La politica che non c’è

Enrico Letta è entusiasta, ha finalmente scacciato i fantasmi renziani, ha finalmente conquistato un seggio alla Camera dei Deputati e adesso intende candidarsi federatore dell’Ulivo.
«Una campagna elettorale bellissima, grazie a chi ha votato, un momento straordinario per la coalizione e per il paese, un grande successo per il centrosinistra e per il Pd.
Questa vittoria del centrosinistra rafforza il governo Draghi, siamo tornati in sintonia con il Paese».
Sarebbe tutto bellissimo se questo gioioso inno all’abbondanza e al trionfo fosse dovuto ad una Gaia pulitissima e splendente, dove l’Italia avesse di gran lunga sgominato il sedicente neofascismo, le truppe di evasori e corruttori, la pandemia, la disoccupazione e la bestia nerissima di tutte le bestie, il mostruosissimo astensionismo.
Il più attento degli analisti politici, il notissimo attore comico Maurizio Crozza è corso in diretta televisiva per restaurare lo specchio della realtà:

«Enrico Letta ha vinto le suppletive nel collegio Siena-Arezzo. L’ha votato solo il 36% dei cittadini, il che vuol dire che c’era più gente dall’estetista che alle urne. Te lo dico meglio, Letta: su 200mila aventi diritto tu hai preso meno di 20mila voti, cioè ti ha votato meno di uno su dieci.
Praticamente hai vinto per abbandono».

Il dato generale definitivo delle elezioni amministrative del 2021 ha fatto registrare una partecipazione pari soltanto al 54,69%, un record negativo storico che segna il passaggio definitivo all’Età dell’Indifferenza.

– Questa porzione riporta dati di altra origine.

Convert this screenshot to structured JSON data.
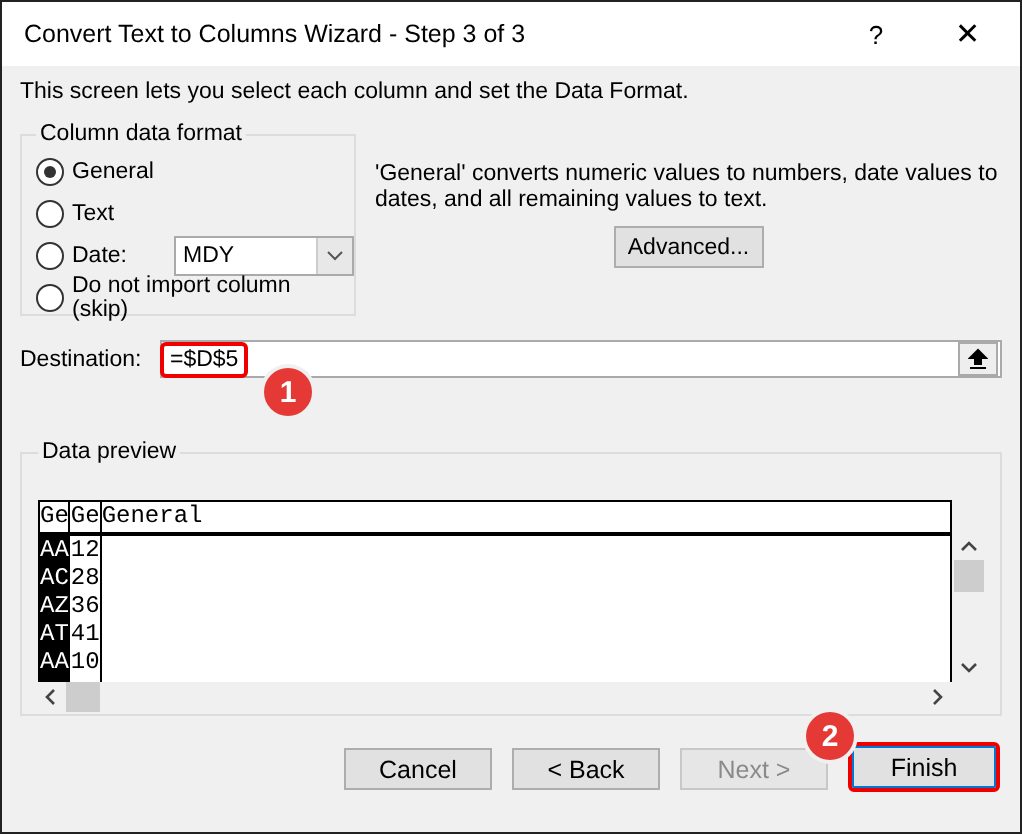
{
  "window": {
    "title": "Convert Text to Columns Wizard - Step 3 of 3",
    "help": "?",
    "close": "✕"
  },
  "intro": "This screen lets you select each column and set the Data Format.",
  "column_format": {
    "legend": "Column data format",
    "options": [
      {
        "label": "General",
        "selected": true,
        "kind": "plain"
      },
      {
        "label": "Text",
        "selected": false,
        "kind": "plain"
      },
      {
        "label": "Date:",
        "selected": false,
        "kind": "date",
        "value": "MDY"
      },
      {
        "label": "Do not import column (skip)",
        "selected": false,
        "kind": "plain"
      }
    ],
    "description": "'General' converts numeric values to numbers, date values to dates, and all remaining values to text.",
    "advanced_button": "Advanced..."
  },
  "destination": {
    "label": "Destination:",
    "value": "=$D$5",
    "highlighted": true,
    "badge": "1"
  },
  "data_preview": {
    "legend": "Data preview",
    "columns": [
      {
        "header": "Ge",
        "selected": true
      },
      {
        "header": "Ge",
        "selected": false
      },
      {
        "header": "General",
        "selected": false
      }
    ],
    "rows": [
      [
        "AA",
        "12"
      ],
      [
        "AC",
        "28"
      ],
      [
        "AZ",
        "36"
      ],
      [
        "AT",
        "41"
      ],
      [
        "AA",
        "10"
      ]
    ]
  },
  "buttons": [
    {
      "label": "Cancel",
      "disabled": false,
      "highlighted": false
    },
    {
      "label": "< Back",
      "disabled": false,
      "highlighted": false
    },
    {
      "label": "Next >",
      "disabled": true,
      "highlighted": false
    },
    {
      "label": "Finish",
      "disabled": false,
      "highlighted": true,
      "badge": "2"
    }
  ]
}
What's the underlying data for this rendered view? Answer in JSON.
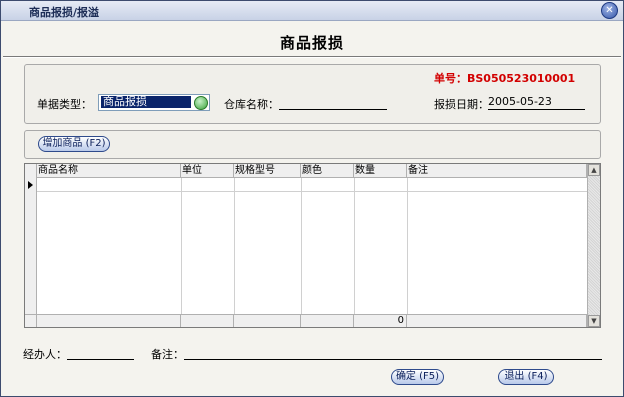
{
  "window": {
    "title": "商品报损/报溢"
  },
  "form": {
    "heading": "商品报损",
    "doc_no": "单号：BS050523010001",
    "type_label": "单据类型：",
    "type_value": "商品报损",
    "warehouse_label": "仓库名称：",
    "warehouse_value": "",
    "date_label": "报损日期：",
    "date_value": "2005-05-23"
  },
  "toolbar": {
    "add_label": "增加商品 (F2)"
  },
  "table": {
    "columns": [
      "商品名称",
      "单位",
      "规格型号",
      "颜色",
      "数量",
      "备注"
    ],
    "rows": [],
    "total_quantity": "0"
  },
  "bottom": {
    "handler_label": "经办人：",
    "handler_value": "",
    "remark_label": "备注：",
    "remark_value": "",
    "ok_label": "确定 (F5)",
    "exit_label": "退出 (F4)"
  },
  "colors": {
    "doc_no": "#d20000",
    "accent": "#3556a8"
  }
}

C’è chi considera questo fenomeno un’ovvietà del contesto italiano, c’è chi spende battute, chi si indigna e poi ci sono i commentatori come Marco Damilano, che, intervenendo in occasione della Maratona di Enrico Mentana, ha svelato le profonde motivazioni che non muovono gli italiani oltre la siepe di casa: «Mario Draghi governa, ha il massimo nei sondaggi, tutti lo citano come salvatore della patria, intendono candidarlo al Quirinale, eppure Draghi non ha un partito e, forse, potrebbe esserci un certo spazio politico. Perché un elettore dovrebbe fare la fila per votare, se poi, in questa legislatura, tutti si sono alleati con tutti, tutti hanno tradito il voto di tutti e poi c’è Mario Draghi, non votato da nessuno, in testa?».
Ecco trovata la ricetta per la soluzione di tutti i mali dell’incancrenita politica: la domanda richiede disperatamente l’offerta di azioni autenticamente anti-establishment? Bene, in assenza di una politica alternativa alla stanca ideologia del sistema, proponiamo il volto più antico e celebre dell’establishment, il banchiere e tecnocrate Mario Draghi.

Ça va sans dire, un metodo di tal portata sradicherebbe la necessità stessa delle elezioni. Gli atavici problemi innescati dalla macchina elettorale, dai sondaggi ai finanziamenti, dagli scrutini fino all’astensionismo, sarebbero, infatti, debellati e tutti vivremmo nella perpetua adorazione dell’unico, eccellente, magnifico Duce, riflesso di un ventennio che qualcuno, come Er Pantera e i camerati di Forza Nuova, vorrebbe realmente ripetere.
Il ripudio della politica inconcludente si esprime con la rabbia e la rabbia si trasforma in spettacolare violenza, soprattutto quando è rinfocolata e strumentalmente adoperata dalla stessa politica per trovare breccia nel cuore degli indecisi, come dimostrato dalla recente inchiesta di Fanpage, volta a far luce sui loschi legami tra forze neofasciste e i partiti guidati da Matteo Salvini e Giorgia Meloni.
Una strategia potentemente estremista in segno conservatore, tuttavia, non offre ampi rendimenti, come dimostrato dalle performance della Lega, che, nell’arco di due anni, ha perso 634mila consensi, pari al 70,2%, un crollo maggiore di quello subito dalla galassia pentastellata.

La maggioranza insoddisfatta e silente non vuole il neofascismo, non vuole il moderatismo, non vuole l’anti-establishment che si fa establishment, la maggioranza domanda a flebilissima voce un progressismo coraggioso, dalle idee vivide e praticabili, per la tutela delle classi basse e medie, accogliente, aperto al coinvolgimento democratico, capace di apportare inclusione e pacificazione sociale.
Solo chi saprà riempire i grandi affamati vincerà.